I'm curious what the best way to model enumerators are in Neo4j. Should they be nodes, relationships, properties, etc.?
enum Activity {
BASKETBALL, // ID: 1
HOCKEY // ID: 2
}
For example, in SQL I could just make an enum table and have foreign key relationships (ID: 1, 2
) pointing to that lookup table. Should I just have a node for each entry (BASKETBALL, HOCKEY
) that would have been in that SQL enum table, or should it be in a label or property? Are there performance impacts by having, say, thousands or millions of nodes thus pointing to that one enum node, or is it more or less not really a concern?
I understand there might be cases for each, and if so, please explain when to use which.
For this kind of modeling, nodes are the best approximation, with the label being the type, and a property on each for the value.
To model your enum example you might have:
(:Activity{name:'BASKETBALL'})
(:Activity{name:'HOCKEY'})
Then you can have relationships to these nodes as appropriate:
(:Person{name:'Matt'})-[:INTERESTED_IN]->(:Activity{name:'HOCKEY'})
This makes it work well for most kinds of queries (Give me information about Matt including what activities he's interested in; Is Matt interested in hockey? Which people are interested in hockey?)

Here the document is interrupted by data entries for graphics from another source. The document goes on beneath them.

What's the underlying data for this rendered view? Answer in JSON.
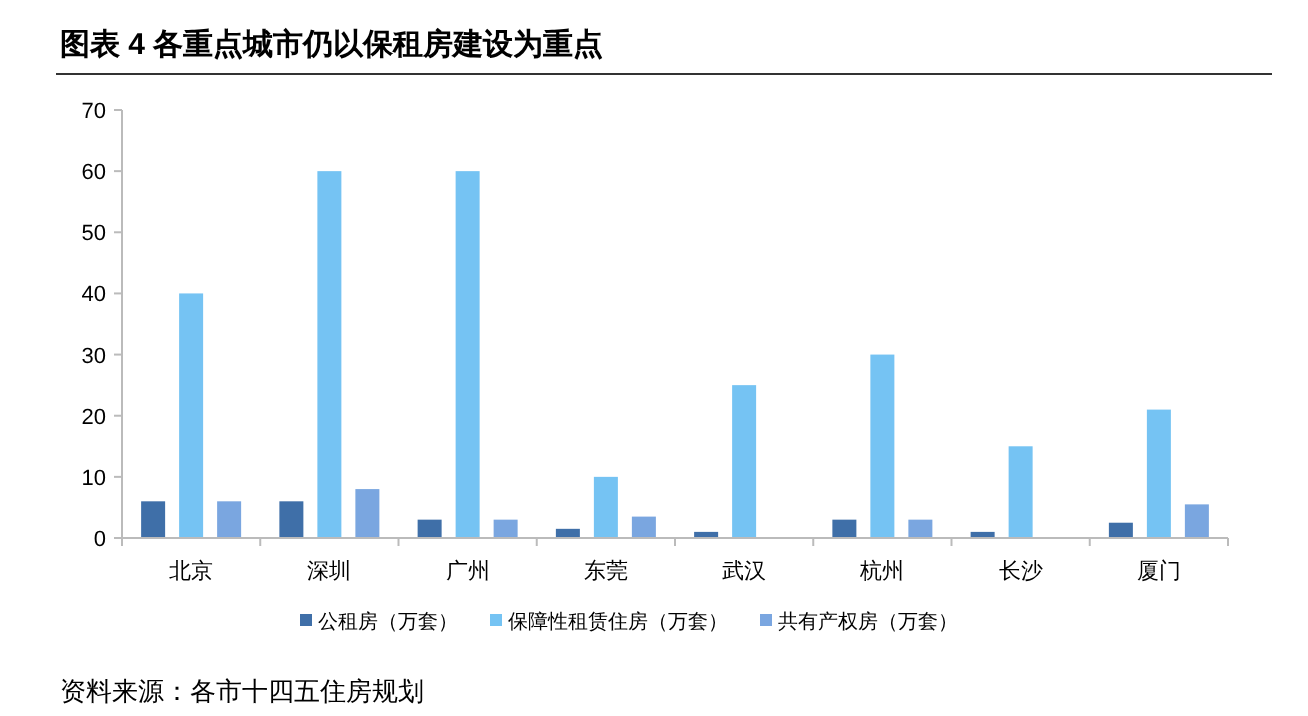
{
  "chart_data": {
    "type": "bar",
    "title": "图表 4 各重点城市仍以保租房建设为重点",
    "categories": [
      "北京",
      "深圳",
      "广州",
      "东莞",
      "武汉",
      "杭州",
      "长沙",
      "厦门"
    ],
    "series": [
      {
        "name": "公租房（万套）",
        "color": "#3f6fa8",
        "values": [
          6,
          6,
          3,
          1.5,
          1,
          3,
          1,
          2.5
        ]
      },
      {
        "name": "保障性租赁住房（万套）",
        "color": "#75c3f3",
        "values": [
          40,
          60,
          60,
          10,
          25,
          30,
          15,
          21
        ]
      },
      {
        "name": "共有产权房（万套）",
        "color": "#7aa6e0",
        "values": [
          6,
          8,
          3,
          3.5,
          null,
          3,
          null,
          5.5
        ]
      }
    ],
    "ylim": [
      0,
      70
    ],
    "yticks": [
      0,
      10,
      20,
      30,
      40,
      50,
      60,
      70
    ],
    "grid": false,
    "legend": "bottom",
    "annotations": [
      "资料来源：各市十四五住房规划"
    ]
  }
}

In a case where you may have thousands or millions of nodes connected to the enum, performance impact really depends upon the direction you're traversing. If a single person only has one (or a few) relationships to :Activity nodes, then a query from persons to activities will be cheap.
However a query from the activity to persons may be more expensive. For example, if your hockey node has millions of connections, this kind of query could be a problem
...
// previously matched (p:Person) to all students at a school
// per student, find who else has a common interest in an activity
MATCH (p)-[:INTERESTED_IN]->()<-[:INTERESTED_IN]-(personWithCommmonInterest)
...
The first traversal in the match is cheap, since persons have few things they are interested in...but the second can be more expensive, as a great many people are interested in the same thing.